We spent the afternoon, which was quite hot and sunny, although still breezy, in the garden, generally weeding and tidying up before we go on our holiday to Devon next week. The flower seeds we had sprinkled some three weeks before had enjoyed the most supreme growing conditions, i.e. loads of rain and some warm sunshine, and yet they appeared to have been utterly and completely choked by a multitude of poppy seedlings which had sprung up from out of nowhere! The radical and systematic elimination of these evasive outsiders took an unprecedented amount of time, at the end of which a few, very few, straggly blue flax seedlings were discovered, alongside some unidentified species which could or could not be malopes; anyway we left these to develop.

Later in the afternoon it became evident that 'something' was afoot, owing to an intermittent procession of smartly dressed men, women and children. Putting two and two together, almost literally, I guessed that a wedding was to take place at the church over the way. This was borne out and verified when Jean Boyes, (my neighbour Mrs. Eva Ford's hairdresser), arrived to park her car in Eva's drive - Eva herself being absent on a Norwegian cruise. Jean was on her way to the wedding of Claire Matthews - a Glemsford girl whose parents live over the road. A short time later I watched the wedding procession walk over to the church - the bride in a light gold dress, accompanied by an assortment of bridesmaids wearing gold dresses of a slightly deeper shade.

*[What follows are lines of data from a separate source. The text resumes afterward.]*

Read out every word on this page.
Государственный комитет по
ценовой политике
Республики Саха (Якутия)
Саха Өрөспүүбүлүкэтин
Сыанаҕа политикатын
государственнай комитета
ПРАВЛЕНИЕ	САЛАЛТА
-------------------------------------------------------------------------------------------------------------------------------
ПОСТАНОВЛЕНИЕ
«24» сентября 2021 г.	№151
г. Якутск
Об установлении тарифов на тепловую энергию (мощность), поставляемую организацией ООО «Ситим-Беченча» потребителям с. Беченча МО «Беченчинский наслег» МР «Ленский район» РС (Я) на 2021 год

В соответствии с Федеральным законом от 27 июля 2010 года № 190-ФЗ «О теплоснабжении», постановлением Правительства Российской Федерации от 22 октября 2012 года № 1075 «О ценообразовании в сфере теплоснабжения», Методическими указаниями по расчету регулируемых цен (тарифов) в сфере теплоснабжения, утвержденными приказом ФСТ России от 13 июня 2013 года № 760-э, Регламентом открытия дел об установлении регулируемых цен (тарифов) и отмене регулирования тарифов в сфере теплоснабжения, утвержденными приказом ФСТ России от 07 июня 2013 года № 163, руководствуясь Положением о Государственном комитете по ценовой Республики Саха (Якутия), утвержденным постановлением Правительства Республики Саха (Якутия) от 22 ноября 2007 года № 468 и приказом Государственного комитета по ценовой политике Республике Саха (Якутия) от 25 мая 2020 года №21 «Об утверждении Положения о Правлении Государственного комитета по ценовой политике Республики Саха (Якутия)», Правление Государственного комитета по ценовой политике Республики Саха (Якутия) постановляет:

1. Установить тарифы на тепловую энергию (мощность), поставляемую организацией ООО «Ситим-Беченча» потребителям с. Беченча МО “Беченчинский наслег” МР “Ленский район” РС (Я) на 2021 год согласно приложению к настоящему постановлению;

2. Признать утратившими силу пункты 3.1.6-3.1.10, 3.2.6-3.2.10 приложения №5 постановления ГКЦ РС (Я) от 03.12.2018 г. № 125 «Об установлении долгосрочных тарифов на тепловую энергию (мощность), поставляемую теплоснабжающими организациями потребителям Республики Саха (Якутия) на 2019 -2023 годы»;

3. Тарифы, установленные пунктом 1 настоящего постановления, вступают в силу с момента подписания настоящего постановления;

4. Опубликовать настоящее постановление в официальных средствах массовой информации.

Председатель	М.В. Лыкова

Following an afternoon cup of tea, John and I proceeded to get ready for what was, undoubtedly, the highlight of the day - the Glemsford School Reunion for pupils and staff who had attended the school during the ten year period, 1945 - 1955. This Reunion had been organised by Mrs. Janet Garwood and Mr. Brian Richer, both former pupils. John helped Mr. Andrew Garwood (neither being former pupils) with the raffle prizes which, like the rabbit population, multiplied rapidly, as the number of invited guests arrived at the village school, many bearing interesting, expensive and unusual gifts. The selling of the raffle tickets proved to be a full time job indeed!

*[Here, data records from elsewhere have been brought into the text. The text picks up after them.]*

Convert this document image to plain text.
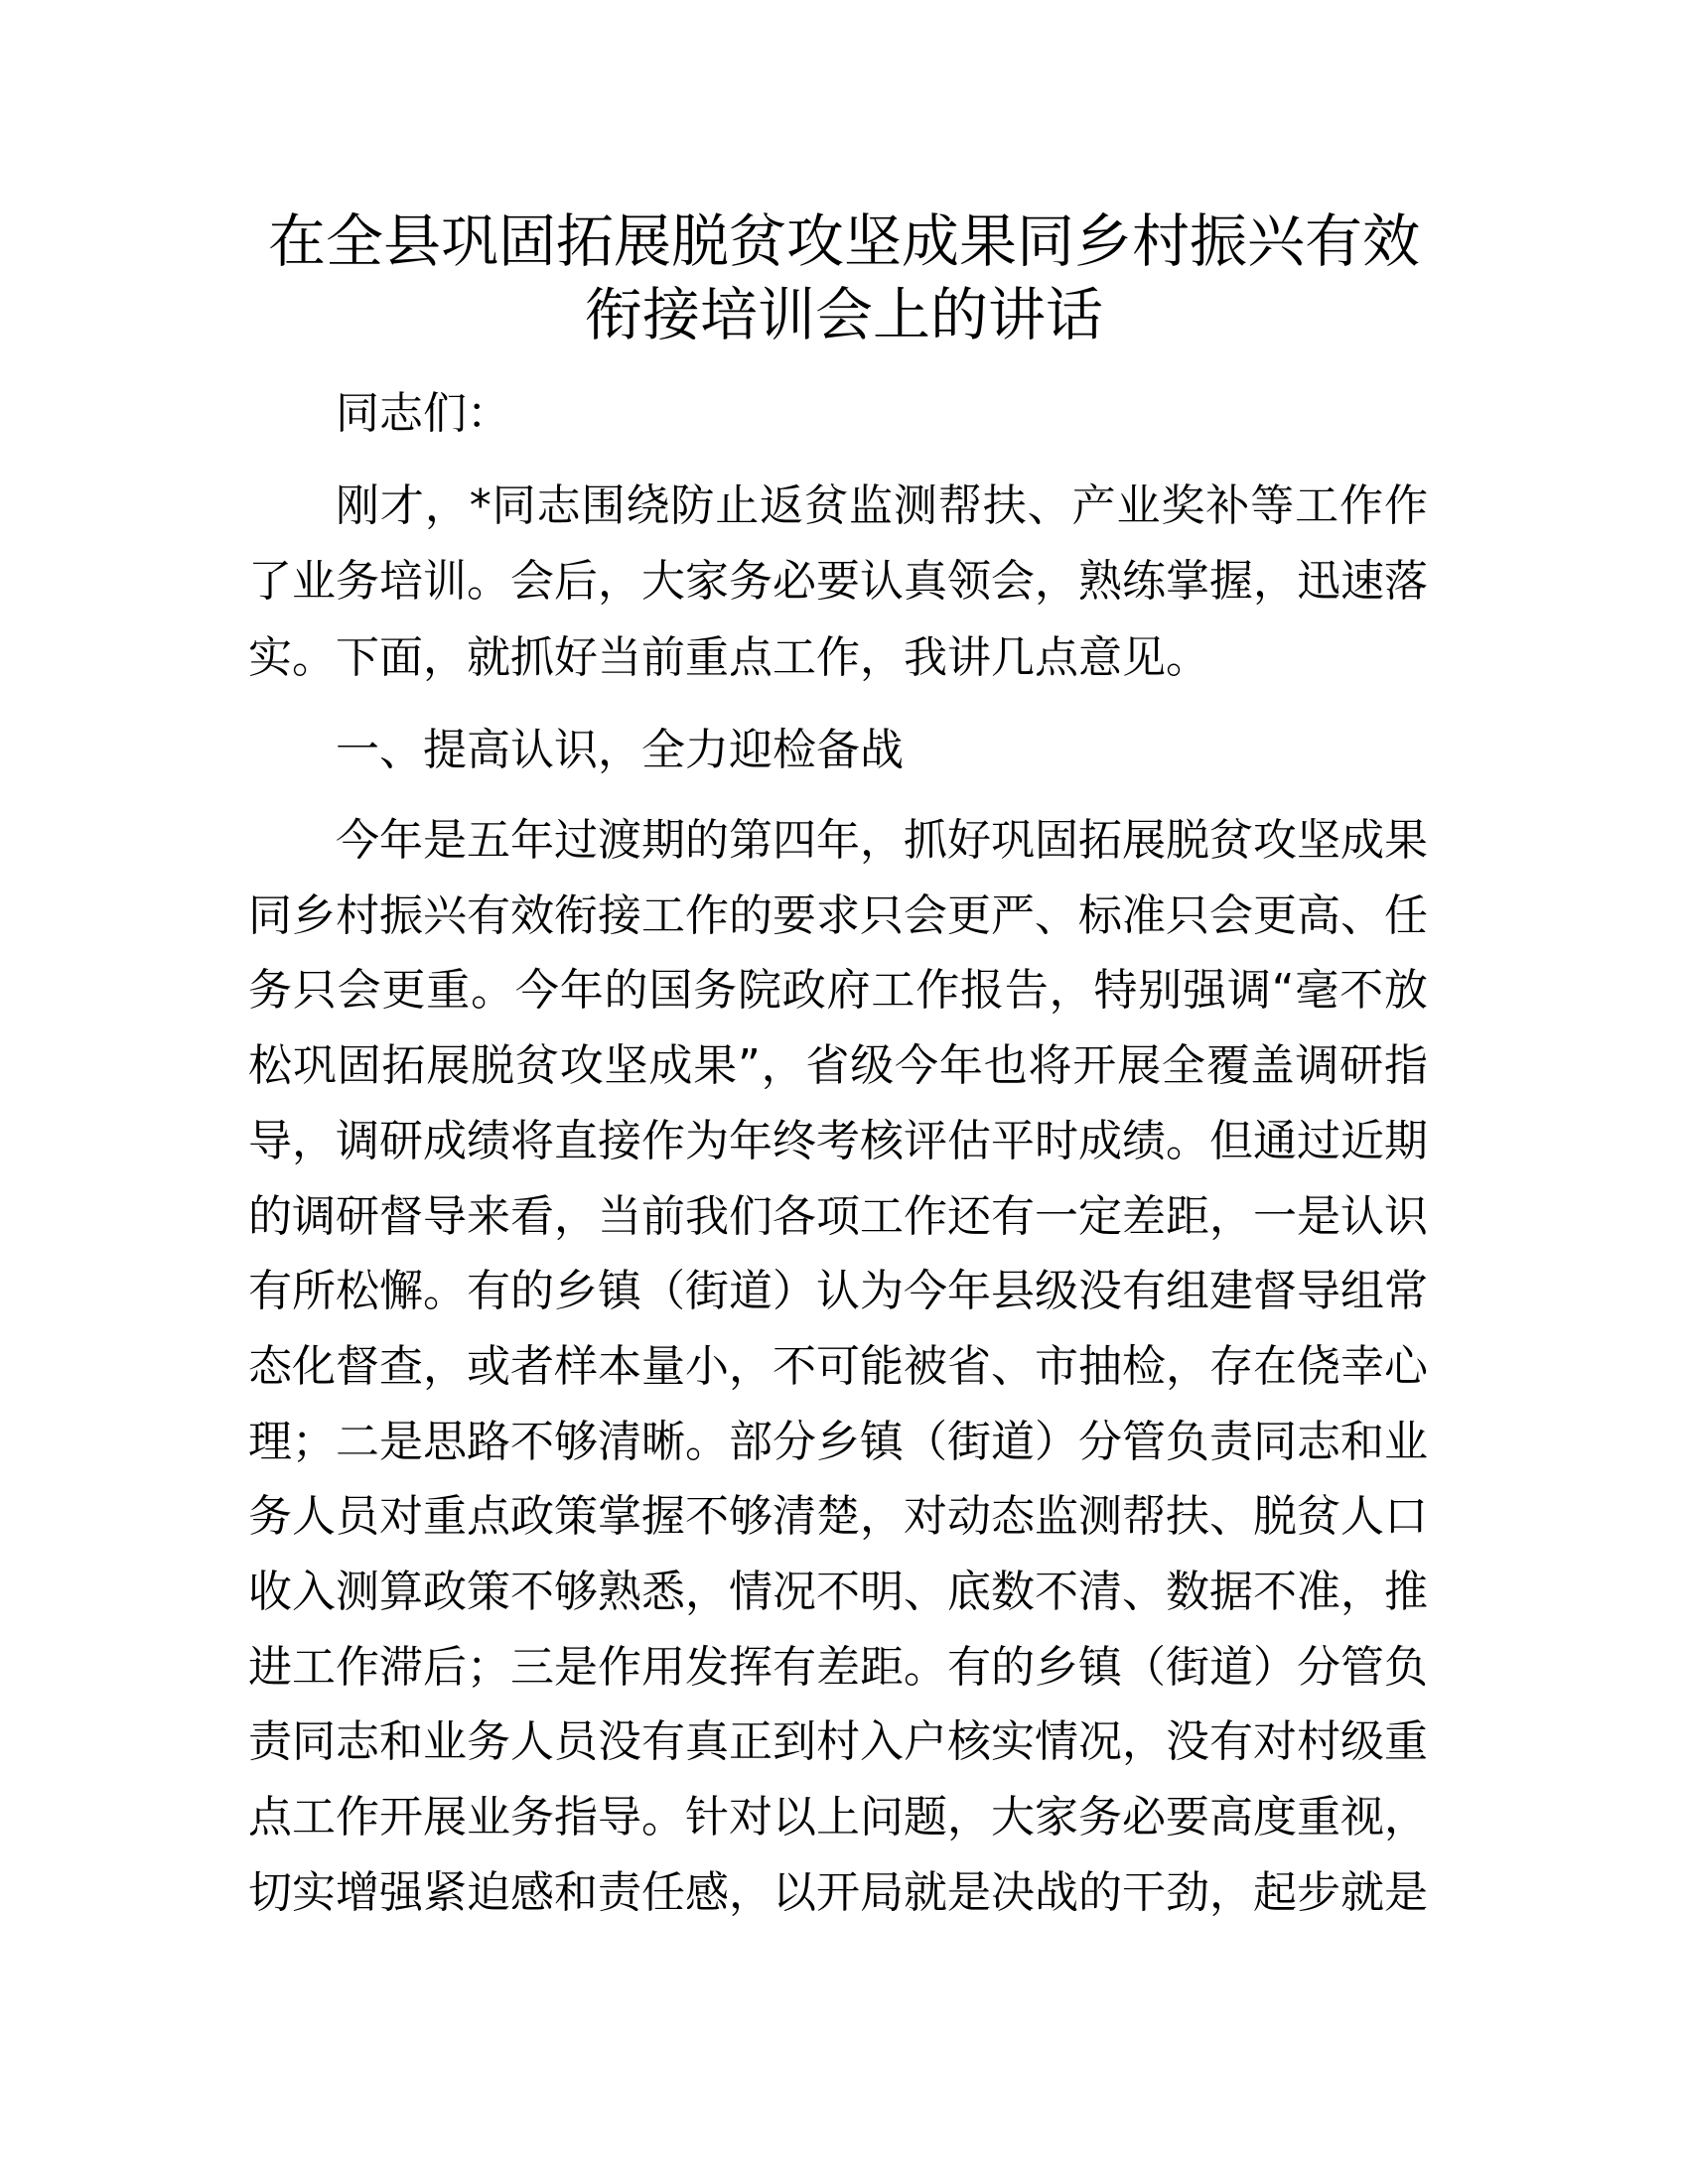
在全县巩固拓展脱贫攻坚成果同乡村振兴有效
衔接培训会上的讲话
同志们：
刚才，*同志围绕防止返贫监测帮扶、产业奖补等工作作
了业务培训。会后，大家务必要认真领会，熟练掌握，迅速落
实。下面，就抓好当前重点工作，我讲几点意见。
一、提高认识，全力迎检备战
今年是五年过渡期的第四年，抓好巩固拓展脱贫攻坚成果
同乡村振兴有效衔接工作的要求只会更严、标准只会更高、任
务只会更重。今年的国务院政府工作报告，特别强调“毫不放
松巩固拓展脱贫攻坚成果”，省级今年也将开展全覆盖调研指
导，调研成绩将直接作为年终考核评估平时成绩。但通过近期
的调研督导来看，当前我们各项工作还有一定差距，一是认识
有所松懈。有的乡镇（街道）认为今年县级没有组建督导组常
态化督查，或者样本量小，不可能被省、市抽检，存在侥幸心
理；二是思路不够清晰。部分乡镇（街道）分管负责同志和业
务人员对重点政策掌握不够清楚，对动态监测帮扶、脱贫人口
收入测算政策不够熟悉，情况不明、底数不清、数据不准，推
进工作滞后；三是作用发挥有差距。有的乡镇（街道）分管负
责同志和业务人员没有真正到村入户核实情况，没有对村级重
点工作开展业务指导。针对以上问题，大家务必要高度重视，
切实增强紧迫感和责任感，以开局就是决战的干劲，起步就是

Having arrived at the school about 6.30 p.m., and noticed that the large poster I had painted in blue, on a white sheet, looked suitably sturdy and permanent in the intermittent drizzle which was now falling, I went into the hall sporting my married and maiden names on a sticky label attached to my jacket. It was not long before animated conversation was the order of the evening, as long-lost friends and acquaintances were re-united. Amongst the many faces known to me, I was most surprised to be approached by one of my childhood friends who left the village in the early fifties, and whom I had neither seen nor heard from since. She was called Gillian Walters and I remembered that her father had been the St. Mary's Church verger before the family moved on to Bury St. Edmunds. She attended with her daughter and her older sister, Margaret, and had travelled down from near Huntingdon. Another 'face from the past' - and one which delighted many guests - was that of Mr. Richard Downing, the oldest son of the former headmaster, Mr. Downing. I had a long conversation with him, and reminded him that I had started school with his brother, David, one cold January morning back in 1949, when his father had likewise commenced his headship.

The evening was complemented by drinks, buffet snacks and some absorbing displays of log books, registers, school photographs and even some carefully preserved exercise books from former village pupils. Mr. Edward Hyde, a retired woodwork teacher, now in his nineties, was presented with a gift, as was Mrs. Elizabeth Steele, the present headteacher. The evening concluded with a very, very long draw for the raffle prizes - and I'm sorry to say I was not a lucky recipient! It was generally agreed that the event had been an unprecedented success, and that it might serve as a forerunner to future re-unions of a similar nature. We arrived home by about 11 o'clock and so ended quite an eventful day.